Mengenai bagaimana Israel mundur dari wilayah pendudukan, menurut Abdul Kadir Jailani ini bukan langkah mudah.
"Saat ini yang dilakukan Menlu Retno bersama PTRI New York adalah mengkaji secara mendalam dengan berkoordinasi dengan semua negara yang terkait, untuk menentukan langkah-langkah selanjutnya."
ICJ Sebut Pendudukan Israel di Wilayah Palestina Melanggar Hukum
International Court of Justice atau Mahkamah Internasional memutuskan pada hari Jumat (19/7/2024) bahwa kehadiran Israel di wilayah pendudukan Palestina adalah ilegal, dan meminta negara tersebut untuk berhenti membangun pemukiman di Tepi Barat dan Yerusalem Timur.
Presiden Otoritas Palestina Mahmoud Abbas memuji keputusan tersebut, sementara Perdana Menteri Israel Benjamin Netanyahu mengatakan keputusan tersebut tidak dapat mengubah "legalitas pemukiman Israel di seluruh wilayah tanah air kami".
Mengutip AP dan AFP, Minggu (21/7/2024), Mahkamah Agung PBB mengatakan pada hari Jumat (19/7) bahwa kehadiran Israel di Wilayah Palestina "melanggar hukum" dan menyerukan Israel angkat kaki, agar kehadiran Israel di wilayah tersebut diakhiri dan pembangunan pemukiman segera dihentikan. Hal ini menimbulkan kecaman yang belum pernah terjadi sebelumnya terhadap pemerintahan Israel atas tanah yang mereka rebut 57 tahun lalu.

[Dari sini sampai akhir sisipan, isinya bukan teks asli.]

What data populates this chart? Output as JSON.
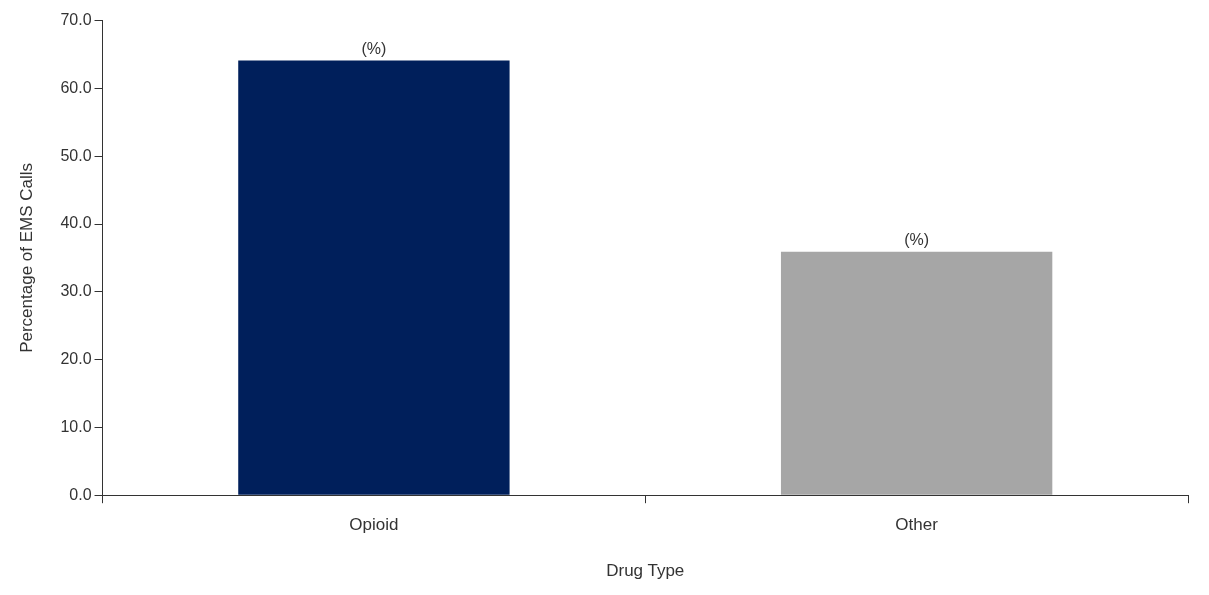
{
  "chart_data": {
    "type": "bar",
    "xlabel": "Drug Type",
    "ylabel": "Percentage of EMS Calls",
    "categories": [
      "Opioid",
      "Other"
    ],
    "values": [
      64.1,
      35.9
    ],
    "colors": [
      "#001f5b",
      "#a6a6a6"
    ],
    "ylim": [
      0,
      70
    ],
    "yticks": [
      {
        "value": 0,
        "label": "0.0"
      },
      {
        "value": 10,
        "label": "10.0"
      },
      {
        "value": 20,
        "label": "20.0"
      },
      {
        "value": 30,
        "label": "30.0"
      },
      {
        "value": 40,
        "label": "40.0"
      },
      {
        "value": 50,
        "label": "50.0"
      },
      {
        "value": 60,
        "label": "60.0"
      },
      {
        "value": 70,
        "label": "70.0"
      }
    ],
    "annotations": [
      {
        "text": "(%)",
        "x": "Opioid",
        "y": 64.1
      },
      {
        "text": "(%)",
        "x": "Other",
        "y": 35.9
      }
    ],
    "grid": false,
    "legend": false
  }
}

Dalam pendapat yang tidak mengikat, Mahkamah Internasional atau ICJ merujuk pada serangkaian kebijakan, termasuk pembangunan dan perluasan pemukiman Israel di Tepi Barat dan Yerusalem Timur, penggunaan sumber daya alam di wilayah tersebut, aneksasi dan pemaksaan terhadap Israel. kendali permanen atas tanah dan kebijakan diskriminatif terhadap warga Palestina, yang semuanya dikatakan melanggar hukum internasional.
Advertisement
Penyalahgunaan Status Israel
Panel yang beranggotakan 15 hakim mengatakan "penyalahgunaan status Israel sebagai kekuatan pendudukan" menjadikan "kehadirannya di wilayah pendudukan Palestina melanggar hukum." Dikatakan bahwa kehadiran mereka yang terus berlanjut adalah "ilegal" dan harus diakhiri "secepat mungkin".
Dikatakan bahwa Israel harus segera mengakhiri pembangunan pemukiman dan pemukiman yang ada harus dihapus, menurut pendapat setebal 83 halaman yang dibacakan oleh Presiden pengadilan Nawaf Salam.
Israel, yang biasanya menganggap PBB dan pengadilan internasional tidak adil dan bias, tidak mengirimkan tim hukum ke sidang tersebut. Namun pihaknya menyampaikan komentar tertulis, dengan mengatakan bahwa pertanyaan yang diajukan ke pengadilan bersifat prasangka dan gagal mengatasi masalah keamanan Israel. Para pejabat Israel mengatakan intervensi pengadilan tersebut dapat merusak proses perdamaian, yang telah stagnan selama lebih dari satu dekade.